In 1970, in an article entitled What Is Irish Republicanism? (published in the Irish Independent), the leader of Provisional Sinn Féin Ruairí Ó Brádaigh cited the Democratic Programme as a key objective of Irish Republicanism, beyond simply controlling all 32 counties of Ireland.

Ahead of the 2007 Irish general election, Vincent Browne argued in a 2006 Magill article that the Labour Party had drifted from its earlier socialist ethos and could benefit from revisiting the principles of the Democratic Programme. He noted that although Labour had helped shape the Programme, it was not represented in the First Dáil, and suggested that the document nonetheless reflected the party's original ideological commitments. Browne acknowledged that the Programme was not the product of full consensus and may have functioned partly as rhetoric, but maintained that it outlined a vision of society grounded in liberty, equality, and justice. He contrasted these ideals with contemporary political culture, which he argued no longer upheld substantive equality in areas such as healthcare, education, or economic distribution. He further highlighted the Programme's emphasis on subordinating private property to the public good and ensuring social welfare, particularly for children, suggesting that these principles had not been realised in modern policymaking.

Historian Brian Farrell argued that the Democratic Programme "did not represent the social and economic ideals of the First Dáil", observing that most members had not read it in advance and that it was redrafted in the hours before the Dáil met. He characterised it as "another political manoeuvre designed to win support" rather than a genuine statement of Sinn Féin's social aspirations, and described it as "the social revolution that never was" (a phrase originally coined by Patrick Lynch).

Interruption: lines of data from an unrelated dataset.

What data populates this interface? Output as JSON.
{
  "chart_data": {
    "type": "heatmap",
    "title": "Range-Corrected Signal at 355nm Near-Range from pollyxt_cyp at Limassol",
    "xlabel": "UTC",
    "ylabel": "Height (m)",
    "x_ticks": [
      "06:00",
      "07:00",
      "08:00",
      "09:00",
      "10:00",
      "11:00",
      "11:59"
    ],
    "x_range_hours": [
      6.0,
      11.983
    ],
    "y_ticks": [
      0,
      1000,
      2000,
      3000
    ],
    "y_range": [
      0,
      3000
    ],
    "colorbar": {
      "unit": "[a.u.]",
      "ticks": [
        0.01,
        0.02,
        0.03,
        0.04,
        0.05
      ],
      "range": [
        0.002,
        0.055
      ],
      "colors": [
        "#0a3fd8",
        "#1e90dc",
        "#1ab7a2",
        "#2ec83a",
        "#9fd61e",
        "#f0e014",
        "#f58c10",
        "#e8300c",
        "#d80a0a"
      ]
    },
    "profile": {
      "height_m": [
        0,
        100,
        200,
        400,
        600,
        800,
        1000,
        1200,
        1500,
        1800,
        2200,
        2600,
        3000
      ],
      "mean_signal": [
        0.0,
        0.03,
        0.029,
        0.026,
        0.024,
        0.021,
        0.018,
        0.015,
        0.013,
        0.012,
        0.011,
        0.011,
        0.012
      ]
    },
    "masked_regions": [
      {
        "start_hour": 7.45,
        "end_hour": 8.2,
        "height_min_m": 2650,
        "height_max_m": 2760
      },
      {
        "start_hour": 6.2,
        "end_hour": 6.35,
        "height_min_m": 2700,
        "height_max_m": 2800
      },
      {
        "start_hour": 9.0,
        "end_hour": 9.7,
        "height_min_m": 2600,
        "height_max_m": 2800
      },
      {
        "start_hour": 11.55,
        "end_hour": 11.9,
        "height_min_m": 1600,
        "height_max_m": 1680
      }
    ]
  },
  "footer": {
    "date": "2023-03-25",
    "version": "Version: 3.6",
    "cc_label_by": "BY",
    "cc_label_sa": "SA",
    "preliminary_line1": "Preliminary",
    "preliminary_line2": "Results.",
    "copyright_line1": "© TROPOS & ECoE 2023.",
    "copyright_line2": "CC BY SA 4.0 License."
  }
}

Historian Emmet O'Connor has argued that the Programme was "neither democratic" (in the sense of having a popular mandate) nor "a programme" (in the sense of being written for implementation), and that it is very likely Labour did not draft it with implementation in mind. He notes that Johnson's draft included no firm demands and that Labour subsequently put no pressure on Dáil Éireann to give effect to its provisions.